Mais au vu des objectifs climatiques ambitieux des Occidentaux, le soutien à leur propre industrie automobile pourrait être contre-productif, soulignent des experts. « Il n’y a aucune chance que l’UE et les Etats-Unis atteignent leurs objectifs climatiques dans les délais qu’ils ont initialement fixés sans l’aide des véhicules électriques chinois », indique à l’AFP Tu Le, directeur général de Sino Auto Insights. « Ils devront soit adapter leurs objectifs, soit autoriser l’entrée, au moins partielle, des véhicules électriques chinois. »
La Chine a longtemps été à la traîne dans l’automobile et les énergies bas carbone devant endiguer la production de gaz à effet de serre, dont elle reste le premier pays émetteur. Mais ses vastes efforts ont permis un grand bond en avant de la production de véhicules électriques.
Pékin a consacré au total 230 milliards de dollars à ce secteur de 2009 à 2023, selon une étude du Centre d’études internationales et stratégiques (CSIS) de Washington.
Grandes ambitions à l’étranger
En 2023, plus de la moitié des véhicules électriques vendus dans le monde étaient fabriqués par des groupes chinois, selon l’Agence internationale de l’énergie (AIE). Si 69% des véhicules vendus sur la planète en décembre l’ont été en Chine, selon le cabinet Rystad Energy, les géants chinois ne cachent pas leurs grandes ambitions à l’étranger.
BYD a dit vouloir se hisser parmi les cinq premiers constructeurs automobiles en Europe et a prévu d’ouvrir des usines en Hongrie et en Turquie. Les analystes de la société de conseil AlixPartners estiment que les constructeurs chinois conquerront 33% du marché mondial de l’automobile d’ici 2030.
Washington a annoncé en juillet des subventions de 1,7 milliard de dollars pour aider les constructeurs nationaux face au défi de l’électrique. Le « Inflation Reduction Act », grand plan américain pour la transition énergétique de 2022, a permis en outre d’injecter quelque 370 milliards de dollars de subventions pour la transition énergétique, dont des allègements fiscaux pour les véhicules électriques et les batteries fabriqués aux Etats-Unis.

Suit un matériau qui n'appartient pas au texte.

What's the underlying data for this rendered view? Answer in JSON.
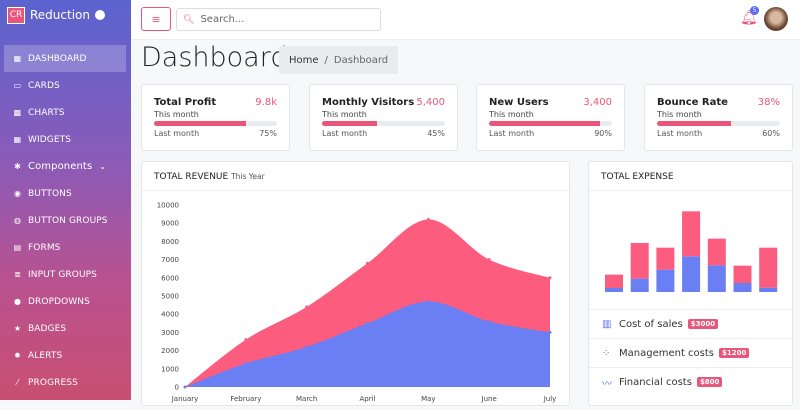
{
  "brand": {
    "logo": "CR",
    "name": "Reduction",
    "github_icon": "github-icon"
  },
  "sidebar": {
    "items": [
      {
        "label": "DASHBOARD",
        "icon": "▦",
        "active": true
      },
      {
        "label": "CARDS",
        "icon": "▭"
      },
      {
        "label": "CHARTS",
        "icon": "▩"
      },
      {
        "label": "WIDGETS",
        "icon": "▦"
      },
      {
        "label": "Components",
        "icon": "✱",
        "expandable": true
      },
      {
        "label": "BUTTONS",
        "icon": "◉"
      },
      {
        "label": "BUTTON GROUPS",
        "icon": "◍"
      },
      {
        "label": "FORMS",
        "icon": "▤"
      },
      {
        "label": "INPUT GROUPS",
        "icon": "≣"
      },
      {
        "label": "DROPDOWNS",
        "icon": "●"
      },
      {
        "label": "BADGES",
        "icon": "★"
      },
      {
        "label": "ALERTS",
        "icon": "✹"
      },
      {
        "label": "PROGRESS",
        "icon": "⁄"
      }
    ]
  },
  "header": {
    "search_placeholder": "Search...",
    "notification_count": "5"
  },
  "page": {
    "title": "Dashboard",
    "breadcrumb": {
      "home": "Home",
      "separator": "/",
      "current": "Dashboard"
    }
  },
  "stats": [
    {
      "title": "Total Profit",
      "value": "9.8k",
      "subtitle": "This month",
      "footer": "Last month",
      "percent_label": "75%",
      "progress": 75
    },
    {
      "title": "Monthly Visitors",
      "value": "5,400",
      "subtitle": "This month",
      "footer": "Last month",
      "percent_label": "45%",
      "progress": 45
    },
    {
      "title": "New Users",
      "value": "3,400",
      "subtitle": "This month",
      "footer": "Last month",
      "percent_label": "90%",
      "progress": 90
    },
    {
      "title": "Bounce Rate",
      "value": "38%",
      "subtitle": "This month",
      "footer": "Last month",
      "percent_label": "60%",
      "progress": 60
    }
  ],
  "revenue": {
    "title": "TOTAL REVENUE",
    "subtitle": "This Year"
  },
  "expense": {
    "title": "TOTAL EXPENSE",
    "items": [
      {
        "label": "Cost of sales",
        "badge": "$3000",
        "icon": "bar-chart-icon",
        "glyph": "▥"
      },
      {
        "label": "Management costs",
        "badge": "$1200",
        "icon": "bubble-icon",
        "glyph": "⁘"
      },
      {
        "label": "Financial costs",
        "badge": "$800",
        "icon": "trend-line-icon",
        "glyph": "〰"
      }
    ]
  },
  "colors": {
    "accent": "#e8577a",
    "blue": "#6b7ff5",
    "red": "#fc5c7d"
  },
  "chart_data": [
    {
      "type": "area",
      "categories": [
        "January",
        "February",
        "March",
        "April",
        "May",
        "June",
        "July"
      ],
      "yticks": [
        "0",
        "1000",
        "2000",
        "3000",
        "4000",
        "5000",
        "6000",
        "7000",
        "8000",
        "9000",
        "10000"
      ],
      "ylim": [
        0,
        10000
      ],
      "grid": false,
      "series": [
        {
          "values": [
            0,
            2600,
            4400,
            6800,
            9200,
            7000,
            6000
          ],
          "color": "#fc5c7d"
        },
        {
          "values": [
            0,
            1300,
            2200,
            3500,
            4700,
            3600,
            3000
          ],
          "color": "#6b7ff5"
        }
      ]
    },
    {
      "type": "bar",
      "stacked": true,
      "axes": false,
      "series": [
        {
          "values": [
            12,
            40,
            67,
            107,
            80,
            27,
            13
          ],
          "color": "#6b7ff5"
        },
        {
          "values": [
            40,
            107,
            66,
            135,
            80,
            52,
            120
          ],
          "color": "#fc5c7d"
        }
      ]
    }
  ]
}
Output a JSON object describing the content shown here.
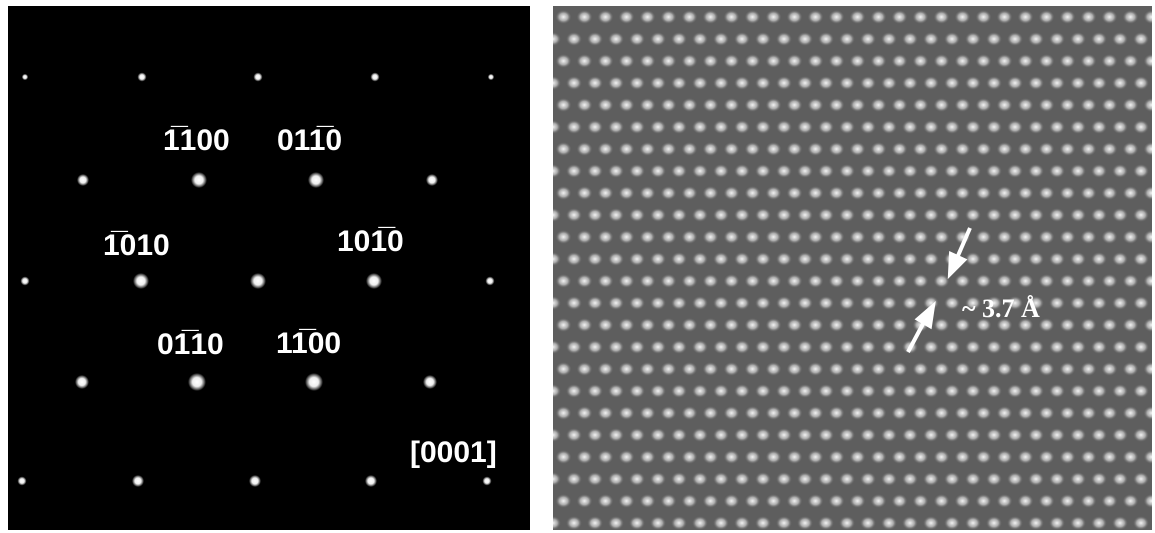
{
  "left_panel": {
    "labels": [
      "1̅100",
      "011̅0",
      "1̅010",
      "101̅0",
      "01̅10",
      "11̅00"
    ],
    "zone_axis": "[0001]"
  },
  "right_panel": {
    "spacing_label": "~ 3.7 Å"
  }
}
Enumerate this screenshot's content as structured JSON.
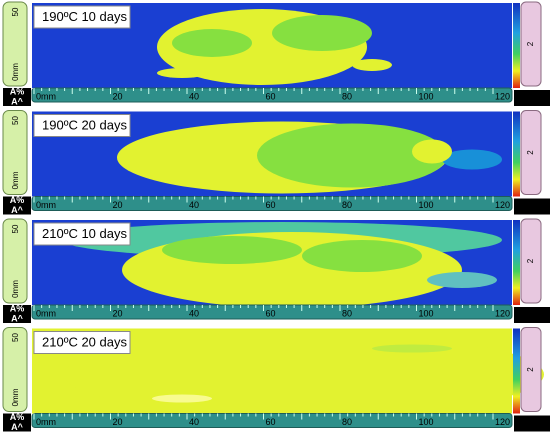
{
  "panels": [
    {
      "label": "190ºC 10 days"
    },
    {
      "label": "190ºC 20 days"
    },
    {
      "label": "210ºC 10 days"
    },
    {
      "label": "210ºC 20 days"
    }
  ],
  "x_ruler": [
    "0mm",
    "20",
    "40",
    "60",
    "80",
    "100",
    "120"
  ],
  "y_ruler": {
    "top": "50",
    "bottom": "0mm"
  },
  "amplitude": {
    "percent": "A%",
    "peak": "A^"
  },
  "color_ruler": "2"
}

Mais la croissance rapide de la concurrence chinoise a sonné l’alerte à Washington et à Bruxelles. « La crainte est suscitée par les parts de marché gagnées rapidement par ces entreprises », explique à l’AFP Ilaria Mazzocco, du groupe de réflexion CSIS. « Il y a une pression pour l’électrification – et ils ont les meilleurs véhicules électriques, les moins chers. »
« Drapeau blanc »
Les analystes estiment que l’Union européenne ne peut pas adopter une position aussi dure que celle des Etats-Unis, qui ont accusé Pékin de tricher et imposé des droits de douane de 100% sur les véhicules électriques de Chine.

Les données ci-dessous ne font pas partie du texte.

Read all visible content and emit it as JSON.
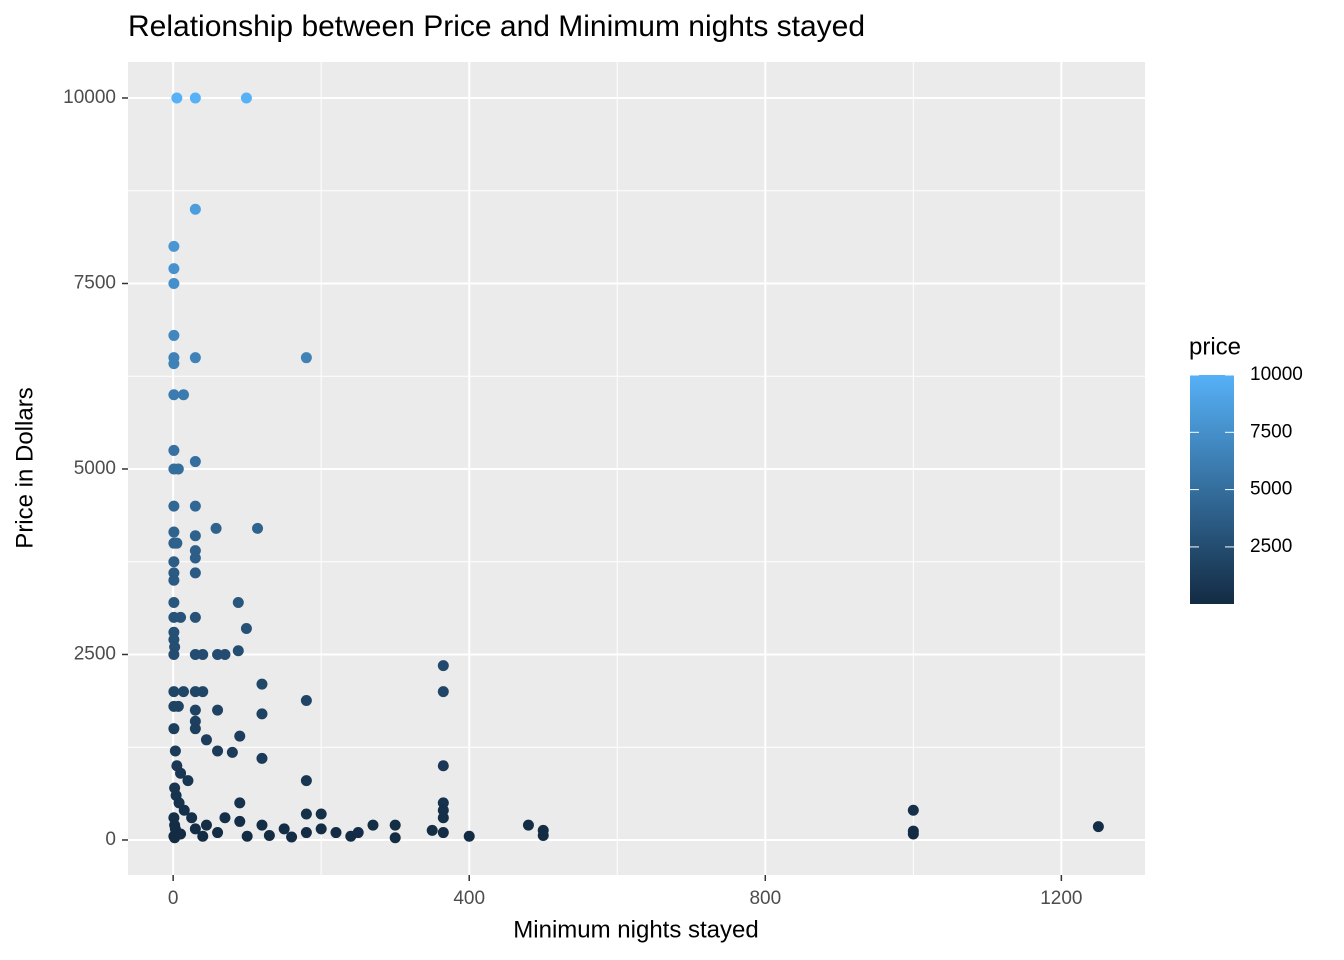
{
  "chart_data": {
    "type": "scatter",
    "title": "Relationship between Price and Minimum nights stayed",
    "x_label": "Minimum nights stayed",
    "y_label": "Price in Dollars",
    "x": [
      5,
      30,
      99,
      30,
      1,
      1,
      1,
      1,
      1,
      1,
      30,
      180,
      1,
      14,
      1,
      1,
      7,
      30,
      1,
      30,
      1,
      1,
      5,
      30,
      58,
      114,
      30,
      30,
      1,
      1,
      1,
      30,
      88,
      1,
      1,
      10,
      30,
      99,
      1,
      1,
      2,
      1,
      30,
      40,
      60,
      70,
      88,
      120,
      1,
      14,
      30,
      40,
      180,
      365,
      365,
      120,
      1,
      7,
      30,
      60,
      30,
      30,
      45,
      90,
      80,
      60,
      120,
      365,
      180,
      1,
      3,
      5,
      10,
      20,
      2,
      4,
      8,
      15,
      25,
      1,
      2,
      3,
      5,
      1,
      2,
      10,
      30,
      45,
      60,
      90,
      90,
      120,
      150,
      180,
      200,
      200,
      180,
      220,
      240,
      270,
      300,
      300,
      365,
      365,
      365,
      365,
      400,
      480,
      500,
      500,
      1000,
      1000,
      1000,
      1250,
      40,
      70,
      100,
      130,
      160,
      350,
      250
    ],
    "values": [
      10000,
      10000,
      10000,
      8500,
      8000,
      7700,
      7500,
      6800,
      6500,
      6420,
      6500,
      6500,
      6000,
      6000,
      5250,
      5000,
      5000,
      5100,
      4500,
      4500,
      4150,
      4000,
      4000,
      4100,
      4200,
      4200,
      3900,
      3800,
      3750,
      3600,
      3500,
      3600,
      3200,
      3200,
      3000,
      3000,
      3000,
      2850,
      2800,
      2700,
      2600,
      2500,
      2500,
      2500,
      2500,
      2500,
      2550,
      2100,
      2000,
      2000,
      2000,
      2000,
      1880,
      2350,
      2000,
      1700,
      1800,
      1800,
      1750,
      1750,
      1600,
      1500,
      1350,
      1400,
      1180,
      1200,
      1100,
      1000,
      800,
      1500,
      1200,
      1000,
      900,
      800,
      700,
      600,
      500,
      400,
      300,
      300,
      200,
      150,
      100,
      50,
      30,
      80,
      150,
      200,
      100,
      500,
      250,
      200,
      150,
      350,
      350,
      150,
      100,
      100,
      50,
      200,
      200,
      30,
      500,
      400,
      300,
      100,
      50,
      200,
      130,
      60,
      400,
      120,
      80,
      180,
      50,
      300,
      50,
      60,
      40,
      130,
      100
    ],
    "xlim": [
      -61,
      1313
    ],
    "ylim": [
      -472,
      10485
    ],
    "xticks": [
      0,
      400,
      800,
      1200
    ],
    "yticks": [
      0,
      2500,
      5000,
      7500,
      10000
    ],
    "x_minor_grid": [
      200,
      600,
      1000
    ],
    "y_minor_grid": [
      1250,
      3750,
      6250,
      8750
    ],
    "grid": true,
    "color_scale": {
      "title": "price",
      "low": "#132B43",
      "high": "#56B1F7",
      "lim": [
        10,
        10000
      ],
      "ticks": [
        2500,
        5000,
        7500,
        10000
      ]
    }
  }
}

« Les constructeurs automobiles allemands dépendent fortement du marché chinois pour leurs bénéfices », souligne M. Tu de Sino Auto Insights. « Les deux plus grands constructeurs automobiles européens (Stellantis et Volkswagen) ont maintenant des participations significatives dans les marques chinoises de véhicules électriques (…) il est dans leur intérêt que ces entreprises réussissent », a-t-il ajouté.
Ces entreprises « ont déjà brandi le drapeau blanc et décidé qu’elles ne pouvaient pas rivaliser et préféraient s’associer ». Cette question est également compliquée par les efforts mondiaux de lutte pour réduire les émissions.

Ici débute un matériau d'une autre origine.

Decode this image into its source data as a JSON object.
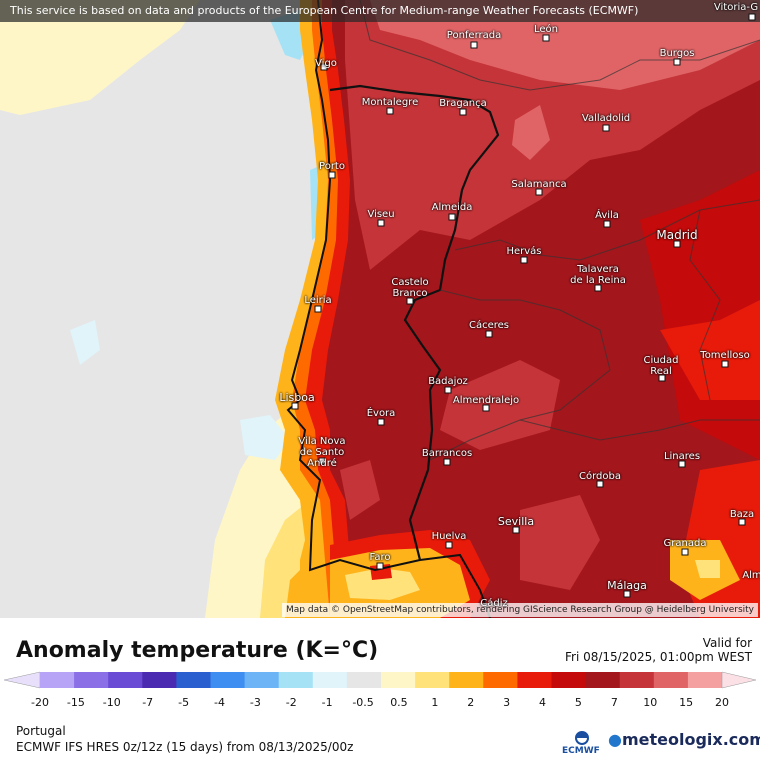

La lutte contre le changement climatique nécessite d’accélérer la transition énergétique, y compris dans l’automobile. Le « Pacte vert » adopté par la Commission européenne comprend des mesures telles que l’interdiction à la vente de voitures thermiques neuves en 2035. Mais sans l’arrivée massive de véhicules électriques sur les routes européennes, cet objectif sera difficile à atteindre.
Si les efforts de l’UE « visent à protéger les industries locales et à garantir une concurrence loyale, ils pourraient involontairement limiter la disponibilité et l’accessibilité financière des véhicules électriques », avertit MingYii Lai, de Daxue Consulting. Ce qui « pourrait ralentir la transition vers les véhicules électriques, essentielle pour lutter contre le changement climatique ».